Materials include learning objectives that are visibly shaped by CCSSM cluster headings. Focus and Supporting Clusters addressed in each section are found in the Table of Contents, the Focus portion of each Section Organizer, and in the Focus portion of each lesson. Examples include: 

• The Lesson Overview for Lesson 1-8, “Students relate volume to multiplication and addition by thinking about iterating layers to find the volumes of prisms,” is shaped by 5.MD.C, “Geometric measurement: understand concepts of volume” and “Relate volume to multiplication and to addition.”
• The Lesson Overview for Lesson 3-7, “Students use benchmarks to estimate sums and differences of fractions,” is shaped by 5.NF.A, “Use equivalent fractions as a strategy to add and subtract fractions.”
• The Lesson Overview for Lesson 4-6, “Students are introduced to the coordinate grid and use ordered pairs to plot and identify points,” is shaped by cluster heading for 5.G.A, “Graph points on the coordinate plane to solve real-world and mathematical problems.”
• The Lesson Overview for Lesson 6-9, “Students learn two strategies for solving decimal multiplication problems,” is shaped by 5.NBT.A, “Understand the place value system” and 5.NBT.B, “Perform operations with multi-digit whole numbers and with decimals to hundredths.”
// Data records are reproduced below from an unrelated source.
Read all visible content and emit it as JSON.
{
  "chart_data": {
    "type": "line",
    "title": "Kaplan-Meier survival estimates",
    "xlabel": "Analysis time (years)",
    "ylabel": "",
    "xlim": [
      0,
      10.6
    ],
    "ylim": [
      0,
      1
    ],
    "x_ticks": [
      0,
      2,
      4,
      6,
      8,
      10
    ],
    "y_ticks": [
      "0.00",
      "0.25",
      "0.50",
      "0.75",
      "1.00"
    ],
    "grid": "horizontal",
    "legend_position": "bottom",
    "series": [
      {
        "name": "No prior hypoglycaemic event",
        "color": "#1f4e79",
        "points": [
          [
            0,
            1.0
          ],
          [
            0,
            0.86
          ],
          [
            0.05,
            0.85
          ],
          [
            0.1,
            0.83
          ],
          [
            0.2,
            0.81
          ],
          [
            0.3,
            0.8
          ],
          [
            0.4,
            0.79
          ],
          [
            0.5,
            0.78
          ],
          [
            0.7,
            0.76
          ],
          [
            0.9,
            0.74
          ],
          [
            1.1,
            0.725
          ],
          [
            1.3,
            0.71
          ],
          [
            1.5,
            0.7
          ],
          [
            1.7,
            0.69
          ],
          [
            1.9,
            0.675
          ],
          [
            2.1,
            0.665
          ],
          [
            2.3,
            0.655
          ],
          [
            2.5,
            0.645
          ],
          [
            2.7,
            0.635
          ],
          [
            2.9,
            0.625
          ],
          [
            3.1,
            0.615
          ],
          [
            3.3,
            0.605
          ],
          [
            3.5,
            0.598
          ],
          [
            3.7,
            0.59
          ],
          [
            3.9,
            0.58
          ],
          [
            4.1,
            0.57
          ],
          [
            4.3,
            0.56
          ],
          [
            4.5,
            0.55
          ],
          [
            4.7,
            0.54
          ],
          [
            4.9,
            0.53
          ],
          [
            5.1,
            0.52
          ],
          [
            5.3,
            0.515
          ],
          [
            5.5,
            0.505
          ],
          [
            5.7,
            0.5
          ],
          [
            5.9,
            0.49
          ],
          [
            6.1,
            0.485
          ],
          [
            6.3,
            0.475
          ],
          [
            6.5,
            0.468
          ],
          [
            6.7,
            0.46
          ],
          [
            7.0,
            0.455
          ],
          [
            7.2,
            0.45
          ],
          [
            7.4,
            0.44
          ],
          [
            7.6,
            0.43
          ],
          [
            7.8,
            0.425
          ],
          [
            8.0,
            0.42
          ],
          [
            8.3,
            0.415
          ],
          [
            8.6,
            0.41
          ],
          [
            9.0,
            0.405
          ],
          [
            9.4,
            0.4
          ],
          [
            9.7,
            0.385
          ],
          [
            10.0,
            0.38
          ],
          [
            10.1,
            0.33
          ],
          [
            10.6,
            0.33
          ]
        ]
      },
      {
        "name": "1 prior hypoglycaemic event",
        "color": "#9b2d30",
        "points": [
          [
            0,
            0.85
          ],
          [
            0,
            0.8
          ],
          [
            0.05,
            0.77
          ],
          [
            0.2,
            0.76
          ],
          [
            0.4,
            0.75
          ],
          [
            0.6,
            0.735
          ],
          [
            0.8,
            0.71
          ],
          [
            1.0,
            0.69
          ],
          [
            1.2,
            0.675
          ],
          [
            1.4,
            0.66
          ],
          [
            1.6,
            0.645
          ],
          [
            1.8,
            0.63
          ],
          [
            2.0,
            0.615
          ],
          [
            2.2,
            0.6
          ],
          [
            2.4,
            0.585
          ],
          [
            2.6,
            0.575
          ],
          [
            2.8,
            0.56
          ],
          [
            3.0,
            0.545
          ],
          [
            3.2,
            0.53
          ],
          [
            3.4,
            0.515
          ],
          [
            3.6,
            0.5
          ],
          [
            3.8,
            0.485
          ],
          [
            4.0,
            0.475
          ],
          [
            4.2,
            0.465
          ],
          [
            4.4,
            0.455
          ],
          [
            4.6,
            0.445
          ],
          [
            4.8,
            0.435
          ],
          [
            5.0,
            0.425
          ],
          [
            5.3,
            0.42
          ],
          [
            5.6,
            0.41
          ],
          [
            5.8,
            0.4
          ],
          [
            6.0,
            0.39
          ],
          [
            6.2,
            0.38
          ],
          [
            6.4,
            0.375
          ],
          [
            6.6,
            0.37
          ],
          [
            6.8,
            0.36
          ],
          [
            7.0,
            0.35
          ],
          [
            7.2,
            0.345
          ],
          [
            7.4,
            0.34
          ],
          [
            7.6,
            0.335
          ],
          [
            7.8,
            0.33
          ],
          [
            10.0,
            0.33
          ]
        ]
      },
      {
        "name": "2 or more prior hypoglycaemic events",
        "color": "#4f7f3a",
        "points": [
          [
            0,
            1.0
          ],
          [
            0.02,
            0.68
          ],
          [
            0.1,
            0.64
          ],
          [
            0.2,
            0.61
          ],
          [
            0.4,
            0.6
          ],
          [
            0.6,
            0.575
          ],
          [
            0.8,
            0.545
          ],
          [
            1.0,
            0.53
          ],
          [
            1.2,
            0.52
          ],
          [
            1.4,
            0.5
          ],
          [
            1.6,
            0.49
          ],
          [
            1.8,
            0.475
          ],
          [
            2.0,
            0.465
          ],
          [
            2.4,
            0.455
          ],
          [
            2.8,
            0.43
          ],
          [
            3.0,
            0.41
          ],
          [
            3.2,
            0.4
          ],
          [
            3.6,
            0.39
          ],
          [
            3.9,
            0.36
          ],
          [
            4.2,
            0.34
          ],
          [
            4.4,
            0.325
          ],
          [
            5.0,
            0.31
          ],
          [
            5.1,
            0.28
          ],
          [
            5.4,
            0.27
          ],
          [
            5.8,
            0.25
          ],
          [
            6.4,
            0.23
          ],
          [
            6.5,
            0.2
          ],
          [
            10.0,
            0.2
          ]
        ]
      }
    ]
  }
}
The materials include problems and activities connecting two or more clusters in a domain, or two or more domains in a grade, in cases where these connections are natural and important. Examples include:

• Lesson 4-11 connects 5.NBT.A and 5.NBT.B as students use grids to solve decimal addition and subtraction problems. In the Student Math Journal, Problems 1 and 2, “Shade the grid in one color to show the first addend. Shade more of the grid in a second color to show the second addended. Write the sum to complete the number sentence.” 1. “0.6 + 0.22 = ____?  2. 0.18 + 0.35 = ____?”
• Lesson 6-2 connects 5.NBT.A and 5.NBT.B as students multiply and divide decimals by powers of 10, and compare decimals and whole numbers. In the Focus portion of the lesson, students learn the game “Exponent Ball”. Directions from the game include, “If the card is black, multiply your starting number by the power of 10. If the card is red or blue, divide your starting number by the power of 10. Write an expression to show how to multiply or divide your number. Then find the value of the expression.”
• Lesson 7-1 connects 5.NBT.B and 5.NF.B as students relate operations with fractions to operations with whole numbers. Teachers use the following example with students, “4 $$\frac{2}{3}$$ * 7 = 4 * 7 + $$\frac{2}{3}$$ * 7.”
• Lesson 8-1 connects 5.NBT.B with 5.NF.B as students perform operations with multi-digit whole numbers and apply and extend previous understandings of multiplication and division to multiply and divide fractions. In the Math Message, students convert measurements to find the area of an Olympic beach volleyball court. “The dimensions of an official Olympic volleyball court are 52 feet 6 inches by 26 feet 3 inches. Find the area of the court in square feet.”